Setelah pulang kuliah, aku dan temanku pergi ke warung kopi Pak Lik. Warungnya sederhana tapi sangat ramai karena selain jualan kopi, ada pula masakan dan cemilannya. Warung Pak Lik berada di pinggir jalan raya yang hanya dibatasi oleh trotoar jalan dan di seberang jalan ada dua pohon asam besar dan tua.
Saat itu, di dalam warung sudah tidak ada tempat duduk lagi. Kami memutuskan untuk duduk bersila diatas tikar menghadap ke jalan raya sambil melihat kendaraan yang lalu lalang. Sambil menikmati kopi, kami asyik mengobrol tentang mereka yang lewat di depan kami. Mulai dari mbak-mbak yang berpakaian seksi hingga orang-orang yang berkendaranya ngawur.
Di samping kananku, kami mendengar seorang pemuda yang sedang mengobrol dengan temannya.
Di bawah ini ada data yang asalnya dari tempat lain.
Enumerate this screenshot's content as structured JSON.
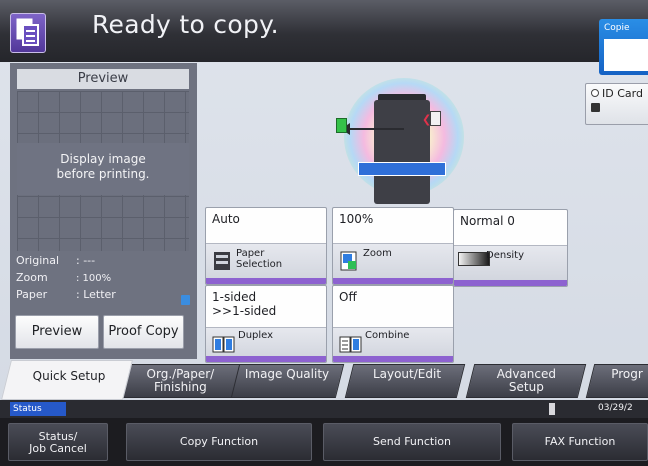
{
  "header": {
    "title": "Ready to copy.",
    "copies_label": "Copie"
  },
  "preview": {
    "title": "Preview",
    "message_line1": "Display image",
    "message_line2": "before printing.",
    "info": [
      {
        "label": "Original",
        "value": ": ---"
      },
      {
        "label": "Zoom",
        "value": ": 100%"
      },
      {
        "label": "Paper",
        "value": ": Letter"
      }
    ],
    "preview_button": "Preview",
    "proof_copy_button": "Proof Copy"
  },
  "id_card": {
    "label": "ID Card"
  },
  "tiles": {
    "paper": {
      "value": "Auto",
      "label_line1": "Paper",
      "label_line2": "Selection"
    },
    "zoom": {
      "value": "100%",
      "label": "Zoom"
    },
    "density": {
      "value": "Normal 0",
      "label": "Density"
    },
    "duplex": {
      "value_line1": "1-sided",
      "value_line2": ">>1-sided",
      "label": "Duplex"
    },
    "combine": {
      "value": "Off",
      "label": "Combine"
    }
  },
  "tabs": [
    {
      "line1": "Quick Setup",
      "line2": ""
    },
    {
      "line1": "Org./Paper/",
      "line2": "Finishing"
    },
    {
      "line1": "Image Quality",
      "line2": ""
    },
    {
      "line1": "Layout/Edit",
      "line2": ""
    },
    {
      "line1": "Advanced",
      "line2": "Setup"
    },
    {
      "line1": "Progr",
      "line2": ""
    }
  ],
  "status_bar": {
    "status_label": "Status",
    "date": "03/29/2"
  },
  "bottom_buttons": {
    "status_job_cancel_line1": "Status/",
    "status_job_cancel_line2": "Job Cancel",
    "copy_function": "Copy Function",
    "send_function": "Send Function",
    "fax_function": "FAX Function"
  },
  "colors": {
    "accent_purple": "#8d62d0",
    "status_blue": "#2659c9",
    "copies_blue": "#1f78d8"
  }
}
“Hey lihat mobil box berwarna hitam di sebelah sana. Ada beberapa bapak-bapak yang keluar membawa spanduk besar. Kamu tahu tulisannya apa?”
“Mobil yang berhenti di depan pohon asam itu? Tidak tahu.” Jawab temannya.
“Partai Nasgor.” Celetuk pemuda yang seumuran denganku itu sambil tertawa.
Mendengar itu, aku dan temanku pun ikut tersenyum. Kami jadi tertarik untuk menyaksikan apa yang akan mereka lakukan dengan spanduk tersebut.
Mereka tampak sibuk membentangkan spanduk yang panjangnya dua meter lebih. Lalu salah satu dari mereka mengambil tangga lipat dari dalam mobil.
“Mau apa mereka?” Aku bertanya kepada temanku.
“Sepertinya mereka akan memasang spanduk, diantara kedua pohon asam tersebut. “ Temanku memberikan pendapatnya.
Dan benar saja, bapak yang berbadan besar, rambutnya gondrong, berkumis tebal sedang menaiki tangga dan memaku pohon. Lalu bapak yang satunya lagi yang rambutnya sedikit botak memasangkan tali pada paku yang telah ditancapkan pada pohon. Tidak ada sepuluh menit, pekerjaan mereka selesai. Spanduk besar berwarna biru kuning itu terpampang dengan jelas.